“Perhaps the fate that they have just met was, under all the circumstances, the best for them,” said Justin.

“Oh! how much the best! Poor lady!” said Wing, uncovering the face of Alberta and gazing tenderly upon it. “Poor, poor lady! She had but one great dread in all her dreadful life—to be separated from her beloved. She had but one earnest prayer—to be with him always, forever and ever. Her prayer is granted. As she clung to him through all his desperate life, so he would not desert her even in death! no, not even to save himself from certain capture and from the shameful scaffold. Call them traitors, if you must; but they were true as truth to each other—true in life and in death! And they are inseparable for all eternity. Poor girl! I remember her words once when speaking of Dante’s story of Francesca and Paulo in Hell:—‘It might have been worse,’ she said. ‘One might have been in Heaven!’ And I knew that she was thinking of herself and her ‘Free Sword.’”

As Wing spoke, he reverently covered the faces of the dead and arose from his knees.

“Oh, my Colonel,” he next said, “after all, I think that those who have fallen in this war may be happier than those who survive, burdened with the memory of its horrors!”

At that moment the sound of many horses’ feet was heard approaching, and presently a squad of Union cavalry rode up, having Albert Goldsborough, Abershaw, Haddycraff, and other guerrilla officers as prisoners.

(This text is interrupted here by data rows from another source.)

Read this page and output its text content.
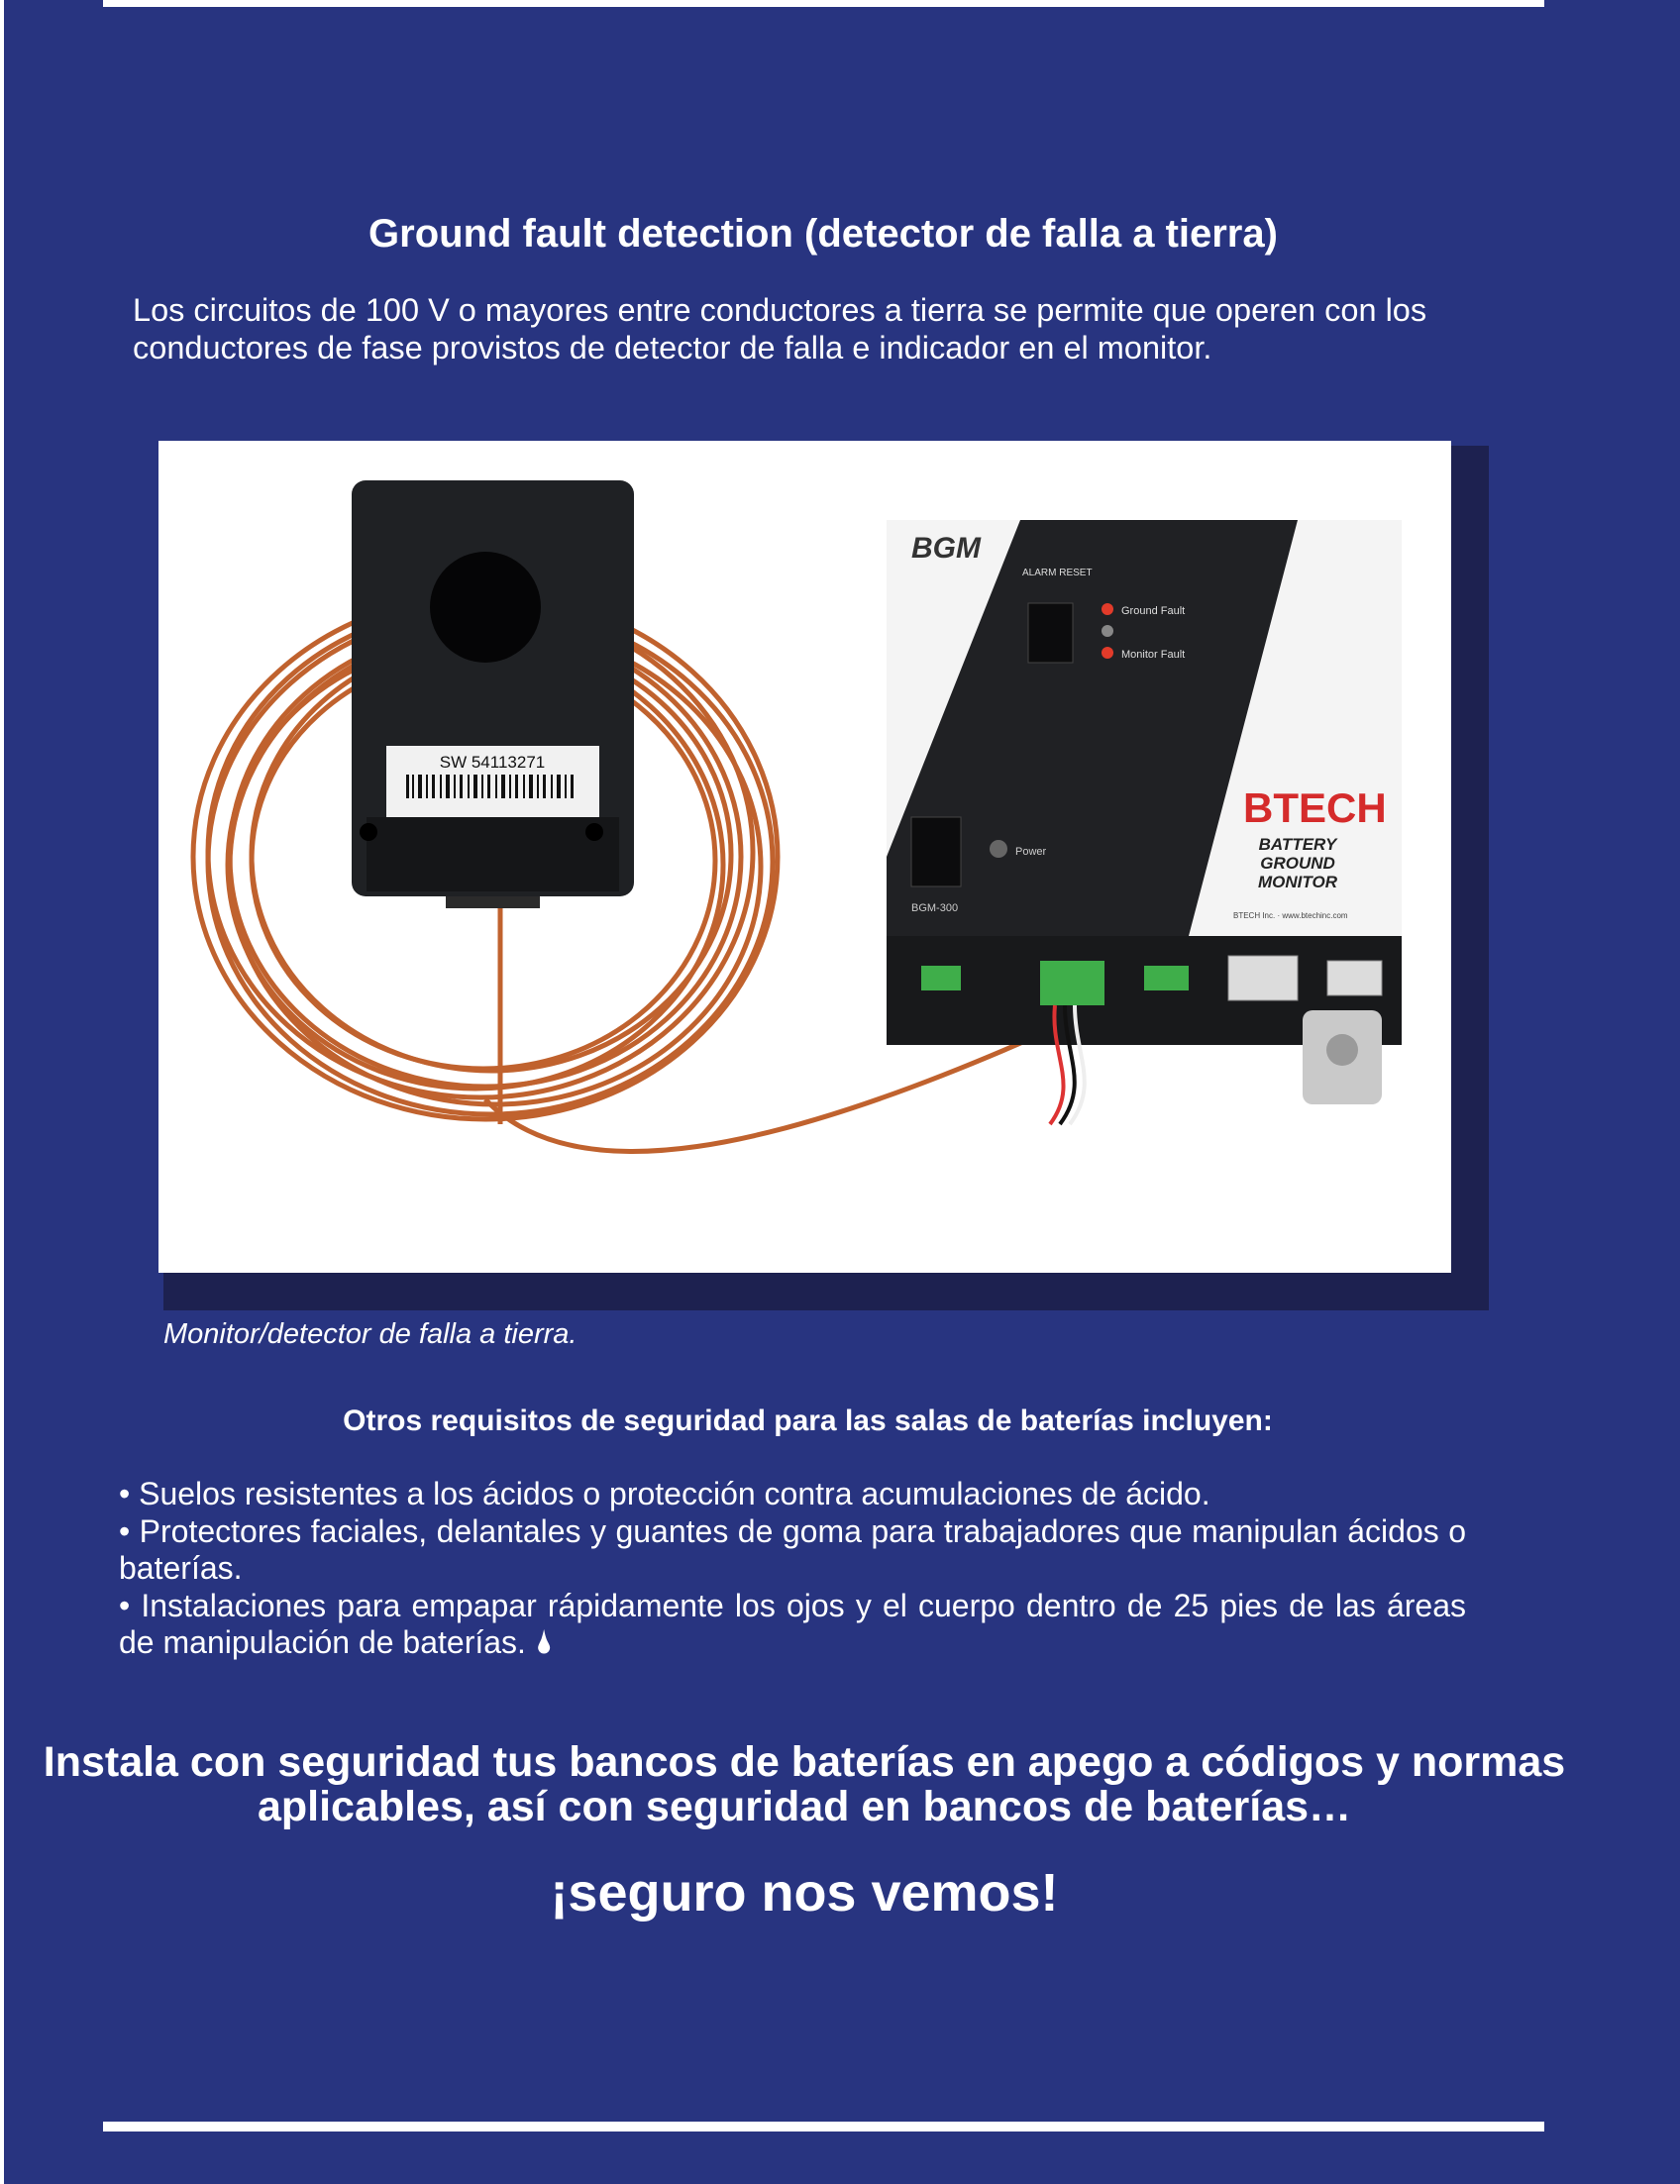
Ground fault detection (detector de falla a tierra)
Los circuitos de 100 V o mayores entre conductores a tierra se permite que operen con los conductores de fase provistos de detector de falla e indicador en el monitor.
SW 54113271
BGM
ALARM RESET
Ground Fault
Monitor Fault
Power
BGM-300
BTECH
BATTERY
GROUND
MONITOR
BTECH Inc. · www.btechinc.com
Monitor/detector de falla a tierra.
Otros requisitos de seguridad para las salas de baterías incluyen:

• Suelos resistentes a los ácidos o protección contra acumulaciones de ácido.

• Protectores faciales, delantales y guantes de goma para trabajadores que manipulan ácidos o baterías.

• Instalaciones para empapar rápidamente los ojos y el cuerpo dentro de 25 pies de las áreas de manipulación de baterías. 🌢

Instala con seguridad tus bancos de baterías en apego a códigos y normas aplicables, así con seguridad en bancos de baterías…
¡seguro nos vemos!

“We cut off their retreat, sir,” reported the officer in command of the party.

Colonel Rosenthal advanced to receive the sword of the guerrilla leader.

Goldsborough handed it over in perfect silence. There was not a word spoken between the two.

Then Colonel Rosenthal ordered the prisoners taken to the rear and guarded.

Next he beckoned an officer, and directed him to take charge of the remains of the Free Sword and his unfortunate wife, and to see to their removal, and their preparation for decent interment.